Ainsi fait et jugé par la Cour de cassation, chambre sociale, et prononcé par le président en son audience publique du vingt-neuf juin deux mille dix-sept.
MOYEN ANNEXE au présent arrêt Moyen produit par la SCP Gatineau et Fattaccini, avocat aux Conseils, pour l'Association santé au travail Provence Il est fait grief à la décision attaquée d'AVOIR, confirmant le jugement déféré, sauf sur le montant des dommages et intérêts, condamné l'association Santé au travail Provence aux dépens et à payer à Mme Y... les sommes de 11 779,74 euros à titre d'indemnité compensatrice de préavis, 1177,97 euros pour les congés payés y afférents, 20 000 euros à titre de dommages-intérêts pour manquement de l'employeur à l'obligation de sécurité, 30 000 euro à titre de dommages et intérêts pour la perte de son emploi, 1000 euros sur le fondement de l'article 700 du code de procédure civile.
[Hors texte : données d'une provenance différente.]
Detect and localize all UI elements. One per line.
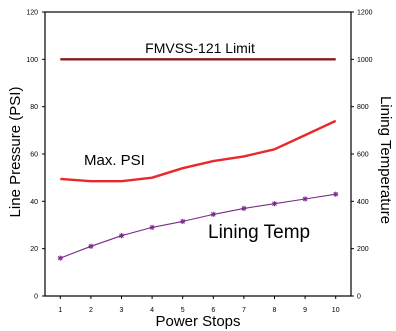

AUX MOTIFS QUE « Si le juge judiciaire ne peut pas se prononcer sur le motif de la rupture du contrat de travail de la salariée, il est compétent pour statuer sur une demande en réparation du préjudice subi en raison d'un harcèlement dont a été victime la salariée.
En effet, dans le cas où une demande d'autorisation de licenciement d'un salarié protégé est motivée par son inaptitude physique, il incombe à l'administration du travail de vérifier que l'inaptitude physique du salarié est réelle et justifie son licenciement.
Il ne lui appartient pas en revanche, dans l'exercice de ce contrôle, de rechercher la cause de cette inaptitude, y compris dans le cas où la faute invoquée résulte d'un harcèlement moral dont l'effet, selon les dispositions combinées des articles L 1152-1 à L 1152-3 du code du travail, serait la nullité de la rupture du contrat de travail.